I Never Want to Hear These WFH Lines Again

“I’m going to share my screen now… can everybody see it?”
Dhvani Solani
Mumbai, IN
June 19, 2020, 11:51am
woman on laptop work from home
Photo courtesy of Andrea Piacquadio / Pexels

Before ’rona came to visit, and stayed on like an unwelcome aunt, work from home (WFH) was an ideal most of us would dream about. We thought that if we ever got lucky enough to have bosses like genies granting us our WFH wish, we’d be blissfully going about our day wearing a shirt over shorts, sneaking in a short nap post lunch in front of the TV, taking our laptops to beachside holidays and working with a beer in one hand. We assumed that our not having to commute or share open offices with smelly colleagues would take our mental health to an all-time high.

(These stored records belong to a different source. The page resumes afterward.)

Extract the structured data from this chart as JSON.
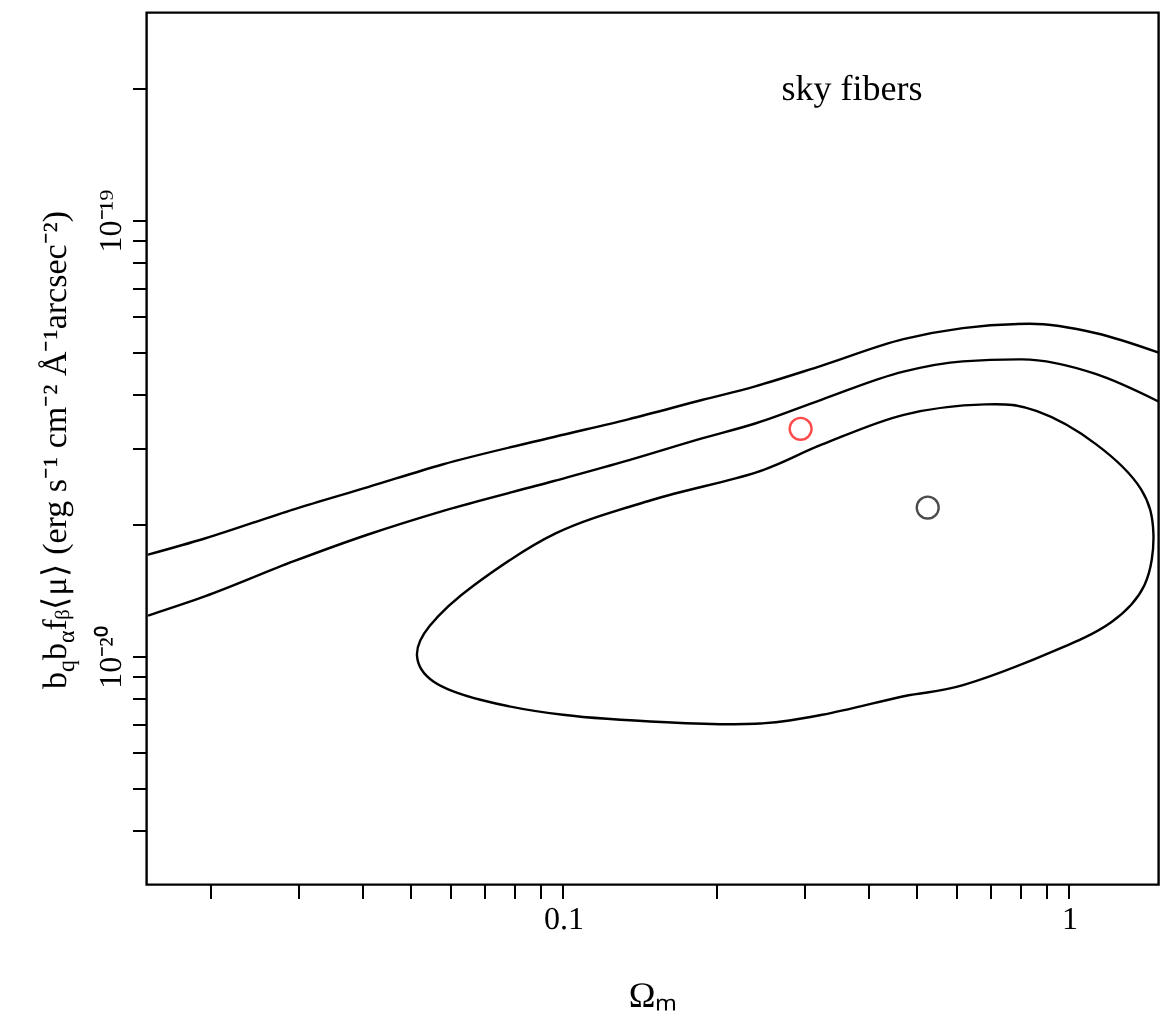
{
  "chart_data": {
    "type": "line",
    "xlabel": "Ωₘ",
    "ylabel": "b$_{q}$b$_{α}$fᵦ⟨μ⟩ (erg s⁻¹ cm⁻² Å⁻¹arcsec⁻²)",
    "annotations": [
      "sky fibers"
    ],
    "log": "xy",
    "grid": false,
    "line_style": "solid",
    "xlim": [
      0.015,
      1.5
    ],
    "ylim": [
      3e-21,
      3e-19
    ],
    "xticks": [
      {
        "value": 0.02,
        "label": null
      },
      {
        "value": 0.03,
        "label": null
      },
      {
        "value": 0.04,
        "label": null
      },
      {
        "value": 0.05,
        "label": null
      },
      {
        "value": 0.06,
        "label": null
      },
      {
        "value": 0.07,
        "label": null
      },
      {
        "value": 0.08,
        "label": null
      },
      {
        "value": 0.09,
        "label": null
      },
      0.1,
      {
        "value": 0.2,
        "label": null
      },
      {
        "value": 0.3,
        "label": null
      },
      {
        "value": 0.4,
        "label": null
      },
      {
        "value": 0.5,
        "label": null
      },
      {
        "value": 0.6,
        "label": null
      },
      {
        "value": 0.7,
        "label": null
      },
      {
        "value": 0.8,
        "label": null
      },
      {
        "value": 0.9,
        "label": null
      },
      1
    ],
    "yticks": [
      {
        "value": 4e-21,
        "label": null
      },
      {
        "value": 5e-21,
        "label": null
      },
      {
        "value": 6e-21,
        "label": null
      },
      {
        "value": 7e-21,
        "label": null
      },
      {
        "value": 8e-21,
        "label": null
      },
      {
        "value": 9e-21,
        "label": null
      },
      {
        "value": 1e-20,
        "label": "10⁻²⁰"
      },
      {
        "value": 2e-20,
        "label": null
      },
      {
        "value": 3e-20,
        "label": null
      },
      {
        "value": 4e-20,
        "label": null
      },
      {
        "value": 5e-20,
        "label": null
      },
      {
        "value": 6e-20,
        "label": null
      },
      {
        "value": 7e-20,
        "label": null
      },
      {
        "value": 8e-20,
        "label": null
      },
      {
        "value": 9e-20,
        "label": null
      },
      {
        "value": 1e-19,
        "label": "10⁻¹⁹"
      },
      {
        "value": 2e-19,
        "label": null
      }
    ],
    "series": [
      {
        "color": "#000000",
        "x": [
          0.0152,
          0.0196,
          0.0294,
          0.0412,
          0.0578,
          0.096,
          0.1346,
          0.189,
          0.239,
          0.324,
          0.471,
          0.617,
          0.836,
          1.133,
          1.5
        ],
        "values": [
          1.71e-20,
          1.86e-20,
          2.17e-20,
          2.44e-20,
          2.75e-20,
          3.18e-20,
          3.49e-20,
          3.87e-20,
          4.15e-20,
          4.63e-20,
          5.33e-20,
          5.65e-20,
          5.78e-20,
          5.5e-20,
          4.97e-20
        ]
      },
      {
        "color": "#000000",
        "x": [
          0.0152,
          0.0196,
          0.0294,
          0.0412,
          0.0578,
          0.096,
          0.1346,
          0.189,
          0.239,
          0.324,
          0.471,
          0.617,
          0.808,
          1.133,
          1.5
        ],
        "values": [
          1.24e-20,
          1.37e-20,
          1.65e-20,
          1.9e-20,
          2.15e-20,
          2.52e-20,
          2.81e-20,
          3.16e-20,
          3.41e-20,
          3.87e-20,
          4.49e-20,
          4.74e-20,
          4.79e-20,
          4.43e-20,
          3.84e-20
        ]
      },
      {
        "type": "scatter",
        "color": "#ff0000",
        "marker": "circle",
        "x": [
          0.295
        ],
        "values": [
          3.32e-20
        ]
      },
      {
        "type": "scatter",
        "color": "#000000",
        "marker": "circle",
        "x": [
          0.526
        ],
        "values": [
          2.19e-20
        ]
      }
    ]
  }
}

But ’rona did come around, and with it came our unexpectedly sudden WFH realities. Only in this parallel universe, we’re exhausted from managing housework, restless kids and loud families with endless Zoom calls. We have lost semblance of time as an entity, often working more than we ever did, figuring how to keep our morales from flagging, and buffering our existential thoughts of what-even-is-the-point with just gratitude for having a pay cheque at the end of the month.

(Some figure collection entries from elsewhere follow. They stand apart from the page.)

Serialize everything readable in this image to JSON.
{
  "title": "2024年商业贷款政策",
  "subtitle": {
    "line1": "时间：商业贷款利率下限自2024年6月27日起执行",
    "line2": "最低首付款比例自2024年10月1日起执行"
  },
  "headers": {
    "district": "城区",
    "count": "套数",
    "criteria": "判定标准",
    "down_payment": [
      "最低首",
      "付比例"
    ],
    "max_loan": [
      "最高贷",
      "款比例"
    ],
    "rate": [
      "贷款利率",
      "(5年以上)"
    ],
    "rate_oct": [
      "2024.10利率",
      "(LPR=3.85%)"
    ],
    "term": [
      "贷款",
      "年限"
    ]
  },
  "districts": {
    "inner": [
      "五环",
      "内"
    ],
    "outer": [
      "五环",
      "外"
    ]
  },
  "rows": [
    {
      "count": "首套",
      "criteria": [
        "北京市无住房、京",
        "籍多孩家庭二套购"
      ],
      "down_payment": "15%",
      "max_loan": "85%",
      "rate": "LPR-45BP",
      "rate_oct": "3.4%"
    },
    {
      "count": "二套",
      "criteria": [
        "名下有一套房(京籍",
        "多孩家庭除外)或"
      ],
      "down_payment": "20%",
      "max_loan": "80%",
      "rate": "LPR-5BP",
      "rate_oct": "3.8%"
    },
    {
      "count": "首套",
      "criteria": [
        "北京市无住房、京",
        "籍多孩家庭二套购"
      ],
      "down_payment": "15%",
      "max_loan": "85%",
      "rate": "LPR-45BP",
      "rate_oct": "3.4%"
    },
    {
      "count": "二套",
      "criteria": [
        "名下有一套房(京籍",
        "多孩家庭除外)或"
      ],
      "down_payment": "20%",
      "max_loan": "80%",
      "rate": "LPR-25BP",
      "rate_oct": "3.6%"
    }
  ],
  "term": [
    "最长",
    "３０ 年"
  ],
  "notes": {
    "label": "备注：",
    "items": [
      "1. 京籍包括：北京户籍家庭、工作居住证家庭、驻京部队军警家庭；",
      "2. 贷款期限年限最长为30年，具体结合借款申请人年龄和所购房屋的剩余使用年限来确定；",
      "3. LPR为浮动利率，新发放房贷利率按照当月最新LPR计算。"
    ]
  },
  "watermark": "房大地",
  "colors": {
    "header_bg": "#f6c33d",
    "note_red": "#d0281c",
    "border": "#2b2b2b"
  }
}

There are several things that might be making it worse for those WFHing—from bosses who might be tracking all the websites you visit to those who don’t understand how you can burn out while sitting at home. And then there are these new lines we’re all hearing that might’ve made us laugh at our new realities once, but now just make us sigh. Here’s a short list of stuff you should try to avoid saying or encourage colleagues on the other end of your laptop screen to avoid saying, because life is tough as it is:

“Can you please turn on your camera?”

“I’m now going to share my screen… can everybody see it?”

“Sorry, I was on mute and didn’t realise I was just talking to myself.”

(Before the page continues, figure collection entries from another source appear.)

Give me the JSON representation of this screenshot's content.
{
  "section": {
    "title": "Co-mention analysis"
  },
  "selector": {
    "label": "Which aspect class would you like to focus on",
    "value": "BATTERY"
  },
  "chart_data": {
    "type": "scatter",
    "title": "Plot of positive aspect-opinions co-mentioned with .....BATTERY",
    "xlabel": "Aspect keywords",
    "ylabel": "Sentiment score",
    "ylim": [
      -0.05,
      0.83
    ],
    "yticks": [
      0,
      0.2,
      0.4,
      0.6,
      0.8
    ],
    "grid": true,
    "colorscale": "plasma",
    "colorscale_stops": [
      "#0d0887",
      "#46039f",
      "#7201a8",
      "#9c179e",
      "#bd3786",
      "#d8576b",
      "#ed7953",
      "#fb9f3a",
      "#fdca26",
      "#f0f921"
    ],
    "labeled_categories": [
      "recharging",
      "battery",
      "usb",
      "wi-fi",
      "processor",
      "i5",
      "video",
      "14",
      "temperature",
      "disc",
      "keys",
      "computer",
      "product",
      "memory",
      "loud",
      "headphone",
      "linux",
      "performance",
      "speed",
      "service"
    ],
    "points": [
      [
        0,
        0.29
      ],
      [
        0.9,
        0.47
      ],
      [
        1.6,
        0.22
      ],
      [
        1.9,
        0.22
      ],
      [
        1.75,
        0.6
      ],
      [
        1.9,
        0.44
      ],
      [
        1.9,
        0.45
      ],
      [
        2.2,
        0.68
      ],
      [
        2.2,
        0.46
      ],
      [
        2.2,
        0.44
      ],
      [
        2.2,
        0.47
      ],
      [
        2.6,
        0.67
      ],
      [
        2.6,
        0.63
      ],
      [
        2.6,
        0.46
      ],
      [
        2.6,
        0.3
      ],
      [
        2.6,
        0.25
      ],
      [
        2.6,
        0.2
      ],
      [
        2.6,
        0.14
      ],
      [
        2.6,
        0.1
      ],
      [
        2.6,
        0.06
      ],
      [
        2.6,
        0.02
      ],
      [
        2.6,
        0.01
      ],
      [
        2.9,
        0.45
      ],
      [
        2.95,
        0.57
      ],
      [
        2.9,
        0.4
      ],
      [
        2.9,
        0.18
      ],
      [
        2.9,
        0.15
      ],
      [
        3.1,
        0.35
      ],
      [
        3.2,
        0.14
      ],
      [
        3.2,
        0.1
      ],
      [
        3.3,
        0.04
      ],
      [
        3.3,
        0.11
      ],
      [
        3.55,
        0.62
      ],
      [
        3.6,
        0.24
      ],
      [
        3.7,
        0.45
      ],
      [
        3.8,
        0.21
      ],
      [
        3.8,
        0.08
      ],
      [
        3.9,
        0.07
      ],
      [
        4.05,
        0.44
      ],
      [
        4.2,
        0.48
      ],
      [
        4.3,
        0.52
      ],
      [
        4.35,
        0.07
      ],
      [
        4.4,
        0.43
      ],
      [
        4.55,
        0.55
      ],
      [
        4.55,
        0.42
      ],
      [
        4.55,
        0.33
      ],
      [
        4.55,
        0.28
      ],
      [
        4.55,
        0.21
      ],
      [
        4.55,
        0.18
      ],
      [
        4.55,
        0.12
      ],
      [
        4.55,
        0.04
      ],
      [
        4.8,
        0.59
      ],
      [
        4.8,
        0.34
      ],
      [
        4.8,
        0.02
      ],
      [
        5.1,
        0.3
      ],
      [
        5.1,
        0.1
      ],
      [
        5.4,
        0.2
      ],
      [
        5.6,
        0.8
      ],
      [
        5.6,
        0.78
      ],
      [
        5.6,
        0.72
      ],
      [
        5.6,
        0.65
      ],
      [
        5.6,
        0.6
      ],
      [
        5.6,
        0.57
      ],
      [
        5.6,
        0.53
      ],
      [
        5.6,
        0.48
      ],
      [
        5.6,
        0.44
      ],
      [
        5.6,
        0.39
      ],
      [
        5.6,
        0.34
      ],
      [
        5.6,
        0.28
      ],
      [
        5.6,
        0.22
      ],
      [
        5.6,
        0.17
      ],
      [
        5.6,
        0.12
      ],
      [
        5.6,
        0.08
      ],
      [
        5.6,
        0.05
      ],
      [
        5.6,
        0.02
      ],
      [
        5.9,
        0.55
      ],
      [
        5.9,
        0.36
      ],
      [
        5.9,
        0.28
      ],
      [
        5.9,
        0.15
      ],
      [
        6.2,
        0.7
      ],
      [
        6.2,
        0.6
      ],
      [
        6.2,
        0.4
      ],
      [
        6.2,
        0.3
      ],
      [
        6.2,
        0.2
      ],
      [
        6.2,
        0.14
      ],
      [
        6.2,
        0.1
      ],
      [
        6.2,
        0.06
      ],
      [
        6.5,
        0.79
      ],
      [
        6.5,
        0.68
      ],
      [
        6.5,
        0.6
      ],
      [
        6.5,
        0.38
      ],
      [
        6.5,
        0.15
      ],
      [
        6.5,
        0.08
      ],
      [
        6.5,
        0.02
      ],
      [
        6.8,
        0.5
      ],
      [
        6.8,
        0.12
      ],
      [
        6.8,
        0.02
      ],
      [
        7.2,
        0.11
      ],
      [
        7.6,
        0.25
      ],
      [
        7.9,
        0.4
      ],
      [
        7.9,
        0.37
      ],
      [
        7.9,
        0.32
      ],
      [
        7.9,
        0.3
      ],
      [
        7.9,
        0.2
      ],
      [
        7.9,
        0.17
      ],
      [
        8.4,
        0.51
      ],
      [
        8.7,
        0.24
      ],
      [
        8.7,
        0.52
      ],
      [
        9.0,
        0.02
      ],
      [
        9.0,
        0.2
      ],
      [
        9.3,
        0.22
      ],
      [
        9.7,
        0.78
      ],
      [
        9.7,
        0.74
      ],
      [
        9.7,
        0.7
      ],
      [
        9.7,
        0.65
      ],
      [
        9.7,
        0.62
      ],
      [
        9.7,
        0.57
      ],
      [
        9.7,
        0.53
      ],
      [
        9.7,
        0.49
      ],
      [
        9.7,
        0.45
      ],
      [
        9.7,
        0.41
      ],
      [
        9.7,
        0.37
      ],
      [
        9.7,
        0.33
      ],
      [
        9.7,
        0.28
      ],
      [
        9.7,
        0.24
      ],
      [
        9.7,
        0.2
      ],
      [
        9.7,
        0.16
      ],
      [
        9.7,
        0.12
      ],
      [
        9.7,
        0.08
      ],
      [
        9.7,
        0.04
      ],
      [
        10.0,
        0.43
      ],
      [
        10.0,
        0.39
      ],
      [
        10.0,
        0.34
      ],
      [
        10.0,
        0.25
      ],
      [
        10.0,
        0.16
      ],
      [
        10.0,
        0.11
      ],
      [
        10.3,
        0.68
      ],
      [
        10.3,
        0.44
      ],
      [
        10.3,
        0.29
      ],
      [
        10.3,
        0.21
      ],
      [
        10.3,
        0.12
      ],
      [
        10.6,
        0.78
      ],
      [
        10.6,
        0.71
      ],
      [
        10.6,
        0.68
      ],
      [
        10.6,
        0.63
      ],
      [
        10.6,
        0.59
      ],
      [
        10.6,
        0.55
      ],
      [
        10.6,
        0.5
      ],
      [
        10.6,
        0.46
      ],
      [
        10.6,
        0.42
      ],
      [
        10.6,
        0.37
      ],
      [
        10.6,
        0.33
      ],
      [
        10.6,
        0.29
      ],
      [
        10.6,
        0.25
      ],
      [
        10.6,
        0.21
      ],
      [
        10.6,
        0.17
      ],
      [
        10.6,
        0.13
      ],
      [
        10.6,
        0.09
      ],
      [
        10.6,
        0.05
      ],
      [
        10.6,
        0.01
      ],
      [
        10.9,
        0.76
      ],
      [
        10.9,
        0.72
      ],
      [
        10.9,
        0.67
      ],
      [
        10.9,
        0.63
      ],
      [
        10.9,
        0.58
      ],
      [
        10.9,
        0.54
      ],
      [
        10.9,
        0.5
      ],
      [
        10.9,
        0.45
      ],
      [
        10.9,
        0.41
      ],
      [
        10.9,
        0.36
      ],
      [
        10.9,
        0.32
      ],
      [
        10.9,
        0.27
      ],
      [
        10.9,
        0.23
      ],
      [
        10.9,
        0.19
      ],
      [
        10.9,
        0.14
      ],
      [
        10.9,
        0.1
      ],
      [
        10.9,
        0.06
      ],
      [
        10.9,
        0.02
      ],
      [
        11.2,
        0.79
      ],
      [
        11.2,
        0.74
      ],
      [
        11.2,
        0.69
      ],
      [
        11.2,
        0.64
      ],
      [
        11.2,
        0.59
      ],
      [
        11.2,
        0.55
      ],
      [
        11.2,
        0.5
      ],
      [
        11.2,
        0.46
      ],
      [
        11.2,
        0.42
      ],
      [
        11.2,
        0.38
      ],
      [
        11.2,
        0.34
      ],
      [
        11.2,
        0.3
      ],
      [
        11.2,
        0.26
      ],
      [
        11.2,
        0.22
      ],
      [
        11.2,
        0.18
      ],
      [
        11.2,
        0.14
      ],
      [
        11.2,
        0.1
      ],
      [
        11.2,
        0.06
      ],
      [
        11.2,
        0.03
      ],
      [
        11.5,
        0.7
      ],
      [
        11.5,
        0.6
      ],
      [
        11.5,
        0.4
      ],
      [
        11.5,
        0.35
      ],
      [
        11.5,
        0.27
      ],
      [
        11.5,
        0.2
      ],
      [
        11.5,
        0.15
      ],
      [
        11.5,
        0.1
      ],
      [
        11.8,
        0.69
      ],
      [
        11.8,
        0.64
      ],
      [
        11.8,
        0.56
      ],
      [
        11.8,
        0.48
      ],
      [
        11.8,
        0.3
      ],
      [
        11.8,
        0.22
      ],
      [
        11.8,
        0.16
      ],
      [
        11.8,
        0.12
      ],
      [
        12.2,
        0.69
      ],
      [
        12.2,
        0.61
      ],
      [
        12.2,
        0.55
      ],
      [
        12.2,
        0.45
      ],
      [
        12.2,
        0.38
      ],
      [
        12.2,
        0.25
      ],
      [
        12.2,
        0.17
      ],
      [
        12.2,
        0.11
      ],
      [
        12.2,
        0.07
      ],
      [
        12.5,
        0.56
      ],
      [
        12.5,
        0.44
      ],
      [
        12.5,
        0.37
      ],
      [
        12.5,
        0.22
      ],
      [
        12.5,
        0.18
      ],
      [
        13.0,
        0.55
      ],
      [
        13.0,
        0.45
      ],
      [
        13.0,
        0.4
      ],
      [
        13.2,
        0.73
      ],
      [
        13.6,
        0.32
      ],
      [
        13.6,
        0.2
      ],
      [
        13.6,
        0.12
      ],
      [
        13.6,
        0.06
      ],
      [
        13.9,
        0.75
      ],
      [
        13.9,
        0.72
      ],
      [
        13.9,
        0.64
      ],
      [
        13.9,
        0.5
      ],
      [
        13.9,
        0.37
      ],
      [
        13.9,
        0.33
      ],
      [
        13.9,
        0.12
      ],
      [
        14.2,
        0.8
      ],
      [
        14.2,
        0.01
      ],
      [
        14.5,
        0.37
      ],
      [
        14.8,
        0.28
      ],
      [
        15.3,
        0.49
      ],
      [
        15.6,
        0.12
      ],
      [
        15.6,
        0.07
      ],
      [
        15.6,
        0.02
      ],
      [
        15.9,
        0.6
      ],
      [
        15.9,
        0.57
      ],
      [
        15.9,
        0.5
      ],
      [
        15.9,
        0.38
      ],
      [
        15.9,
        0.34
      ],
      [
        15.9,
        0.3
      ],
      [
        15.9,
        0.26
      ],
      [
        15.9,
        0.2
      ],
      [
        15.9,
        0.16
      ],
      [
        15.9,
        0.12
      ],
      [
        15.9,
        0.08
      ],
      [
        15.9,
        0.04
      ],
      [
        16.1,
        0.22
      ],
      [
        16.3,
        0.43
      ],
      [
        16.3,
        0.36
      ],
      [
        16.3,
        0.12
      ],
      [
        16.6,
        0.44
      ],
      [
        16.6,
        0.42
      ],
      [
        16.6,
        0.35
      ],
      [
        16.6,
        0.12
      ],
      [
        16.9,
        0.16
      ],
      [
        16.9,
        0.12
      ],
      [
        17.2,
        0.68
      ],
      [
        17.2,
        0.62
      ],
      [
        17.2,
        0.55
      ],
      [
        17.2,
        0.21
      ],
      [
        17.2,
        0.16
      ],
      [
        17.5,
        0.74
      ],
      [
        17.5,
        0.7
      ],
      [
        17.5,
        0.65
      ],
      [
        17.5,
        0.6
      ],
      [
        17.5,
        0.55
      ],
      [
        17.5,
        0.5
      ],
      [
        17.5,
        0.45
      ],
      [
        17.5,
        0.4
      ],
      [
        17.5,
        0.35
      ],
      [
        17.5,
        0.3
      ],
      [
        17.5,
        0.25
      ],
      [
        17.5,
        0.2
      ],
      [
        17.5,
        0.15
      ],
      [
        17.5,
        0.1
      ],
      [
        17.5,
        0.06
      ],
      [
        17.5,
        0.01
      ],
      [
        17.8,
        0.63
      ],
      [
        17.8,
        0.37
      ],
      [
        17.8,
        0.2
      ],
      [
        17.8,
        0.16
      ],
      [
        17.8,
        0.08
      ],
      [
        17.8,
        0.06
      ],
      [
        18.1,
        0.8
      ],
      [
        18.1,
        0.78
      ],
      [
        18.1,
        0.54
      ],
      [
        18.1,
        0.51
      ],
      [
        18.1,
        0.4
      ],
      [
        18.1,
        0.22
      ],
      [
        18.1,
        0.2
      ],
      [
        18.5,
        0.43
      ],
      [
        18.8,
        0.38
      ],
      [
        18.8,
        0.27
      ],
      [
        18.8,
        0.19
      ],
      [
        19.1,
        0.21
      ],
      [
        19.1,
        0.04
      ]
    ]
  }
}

“Can everyone make sure they’re on mute?”

“You’re on mute, we can’t hear you.”

“I'm sending you an invite for Zoom, just come on it.”

“Just confirming that everyone can still see my screen.”

“Sorry, can you please repeat that?”

“We can’t hear you.”

“We lost you there for a moment.”


“These are unprecedented times.”

“We’re all in this together.”

“This is the new normal.”

And if nothing, just for god’s sake, share that damn screen without waiting for people to unmute and respond to your question of whether they can see your damn screen.